Elaine Rogers lives and works in Richmond, VA. She earned her BFA from Virginia Commonwealth University in Painting and Printmaking and her MFA from University of Wisconsin-Madison in Painting. A Virginia Museum fellowship recipient and emeritus member of 1708 Gallery, Elaine creates abstract paintings using cold wax and oil paint that contemplate color, structure, and metaphor in the process of painting. Her paintings reflect the natural world and personal and current events. She has had one-person shows in Richmond, Charlottesville, and Norfolk, Virginia. Rogers has taught studio classes at VCU, Collegiate Schools, VMFA Studio School, and the University of Richmond. She has been a member of artspace gallery in Richmond for many years. Her work is in Capital One, FCCR/Pinnacle Rehabilitation Center, and the Robins Foundation corporate collections as well as numerous private collections.
My subjects are a joining of the people and places I know well with current events shaping daily life. Some paintings are abstract portraits of family members, capturing a unique period of transition in each. Others have responded to the political climate in the United States since the last election. Landscape is a container for my mark-making process. I often explore nature and weather events in my work. I am interested in approaching each painting in a thematic way with no preconceived method in mind. I begin with color and mark and a sense of a theme. I use both brushes and latex gloves to apply the paint. I allow the paintings to have different styles, based on what they are exploring. The paintings are on wood panel and are medium and small sizes.
Marisa Stratton is a figurative painter and illustrator whose work explores memory, technology, and space. She is most interested in using traditional media (primarily oil paint) to capture form, color, and atmosphere in a way that is engaging and expressive.
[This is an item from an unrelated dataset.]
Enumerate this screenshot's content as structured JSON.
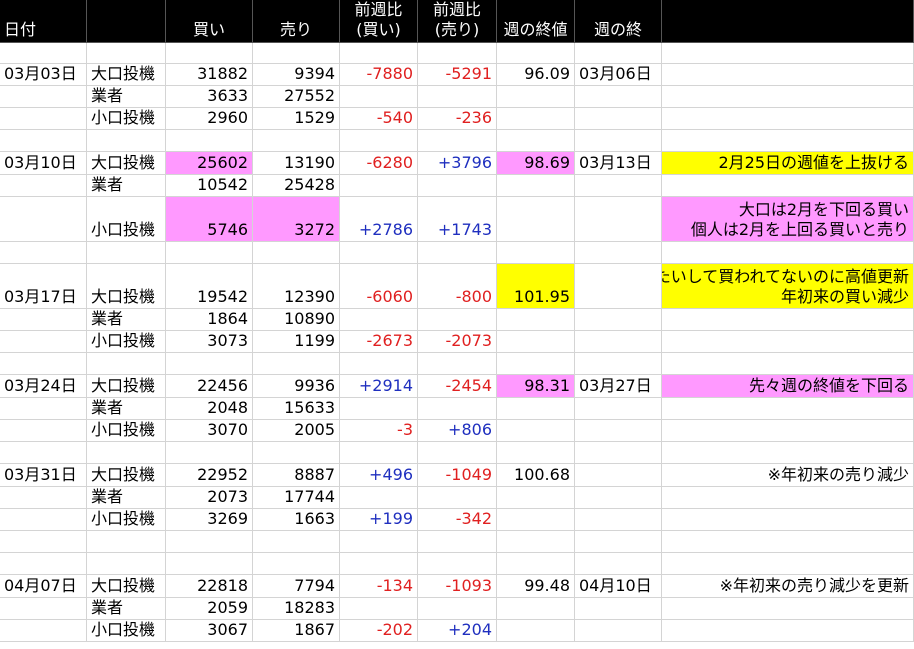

She loves creating a dialogue between art historical modes of painting and contemporary narratives in both her large multi-figure works and her small-scale works.
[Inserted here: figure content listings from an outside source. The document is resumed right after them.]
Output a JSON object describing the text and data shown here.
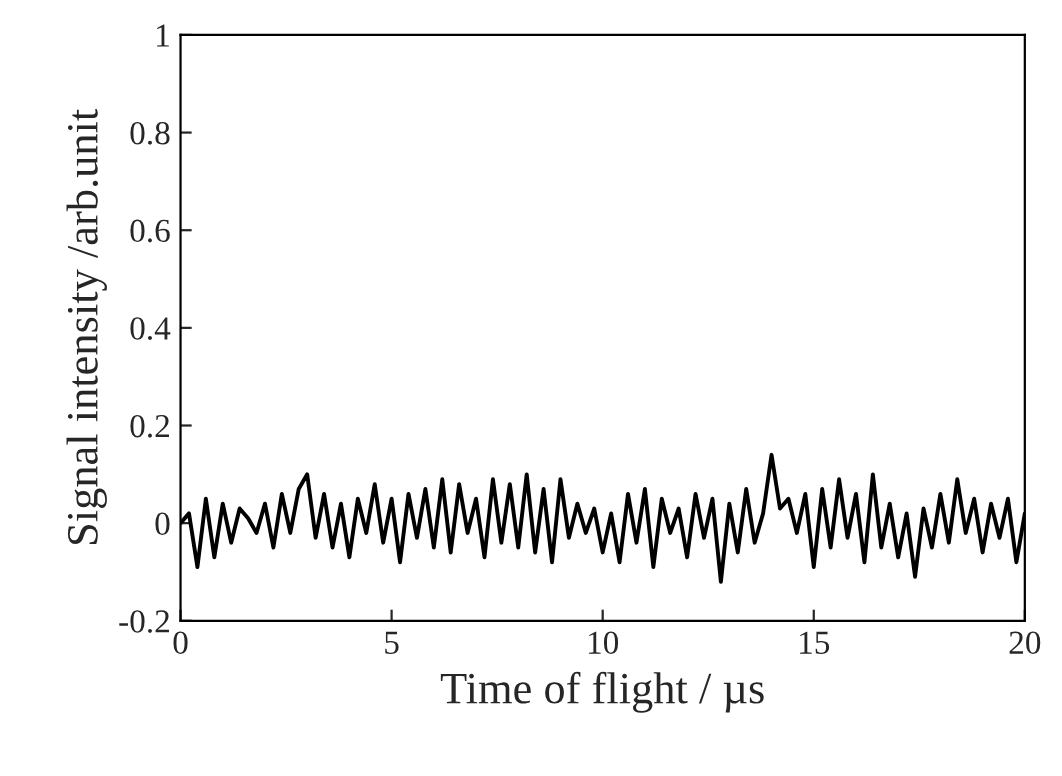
{
  "chart_data": {
    "type": "line",
    "xlabel": "Time of flight / µs",
    "ylabel": "Signal intensity /arb.unit",
    "xlim": [
      0,
      20
    ],
    "ylim": [
      -0.2,
      1
    ],
    "xticks": [
      0,
      5,
      10,
      15,
      20
    ],
    "yticks": [
      {
        "value": -0.2,
        "label": "-0.2"
      },
      0,
      0.2,
      0.4,
      0.6,
      0.8,
      1
    ],
    "grid": false,
    "legend": false,
    "marker": "none",
    "line_style": "solid",
    "x": [
      0,
      0.2,
      0.4,
      0.6,
      0.8,
      1,
      1.2,
      1.4,
      1.6,
      1.8,
      2,
      2.2,
      2.4,
      2.6,
      2.8,
      3,
      3.2,
      3.4,
      3.6,
      3.8,
      4,
      4.2,
      4.4,
      4.6,
      4.8,
      5,
      5.2,
      5.4,
      5.6,
      5.8,
      6,
      6.2,
      6.4,
      6.6,
      6.8,
      7,
      7.2,
      7.4,
      7.6,
      7.8,
      8,
      8.2,
      8.4,
      8.6,
      8.8,
      9,
      9.2,
      9.4,
      9.6,
      9.8,
      10,
      10.2,
      10.4,
      10.6,
      10.8,
      11,
      11.2,
      11.4,
      11.6,
      11.8,
      12,
      12.2,
      12.4,
      12.6,
      12.8,
      13,
      13.2,
      13.4,
      13.6,
      13.8,
      14,
      14.2,
      14.4,
      14.6,
      14.8,
      15,
      15.2,
      15.4,
      15.6,
      15.8,
      16,
      16.2,
      16.4,
      16.6,
      16.8,
      17,
      17.2,
      17.4,
      17.6,
      17.8,
      18,
      18.2,
      18.4,
      18.6,
      18.8,
      19,
      19.2,
      19.4,
      19.6,
      19.8,
      20
    ],
    "series": [
      {
        "color": "#000000",
        "values": [
          0,
          0.02,
          -0.09,
          0.05,
          -0.07,
          0.04,
          -0.04,
          0.03,
          0.01,
          -0.02,
          0.04,
          -0.05,
          0.06,
          -0.02,
          0.07,
          0.1,
          -0.03,
          0.06,
          -0.05,
          0.04,
          -0.07,
          0.05,
          -0.02,
          0.08,
          -0.04,
          0.05,
          -0.08,
          0.06,
          -0.03,
          0.07,
          -0.05,
          0.09,
          -0.06,
          0.08,
          -0.02,
          0.05,
          -0.07,
          0.09,
          -0.04,
          0.08,
          -0.05,
          0.1,
          -0.06,
          0.07,
          -0.08,
          0.09,
          -0.03,
          0.04,
          -0.02,
          0.03,
          -0.06,
          0.02,
          -0.08,
          0.06,
          -0.04,
          0.07,
          -0.09,
          0.05,
          -0.02,
          0.03,
          -0.07,
          0.06,
          -0.03,
          0.05,
          -0.12,
          0.04,
          -0.06,
          0.07,
          -0.04,
          0.02,
          0.14,
          0.03,
          0.05,
          -0.02,
          0.06,
          -0.09,
          0.07,
          -0.05,
          0.09,
          -0.03,
          0.06,
          -0.08,
          0.1,
          -0.05,
          0.04,
          -0.07,
          0.02,
          -0.11,
          0.03,
          -0.05,
          0.06,
          -0.04,
          0.09,
          -0.02,
          0.05,
          -0.06,
          0.04,
          -0.03,
          0.05,
          -0.08,
          0.02
        ]
      }
    ]
  }
}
On multiple social media sites, there are features that allow for messages or posts to self-destruct in a short period of time (24 hours or less). The nature of these posts is often ephemeral, spontaneous, and uncurated, creating a more candid and nuanced way of digitally connecting with others. For this series of small-scale oil paintings, I want to challenge the “temporary” nature of this feature and emphasize social media’s true permanence. I tried to preserve these fleeting moments in a process normally associated with slow, deliberate rendering as a way to converse with contemporary and traditional modes of documentation.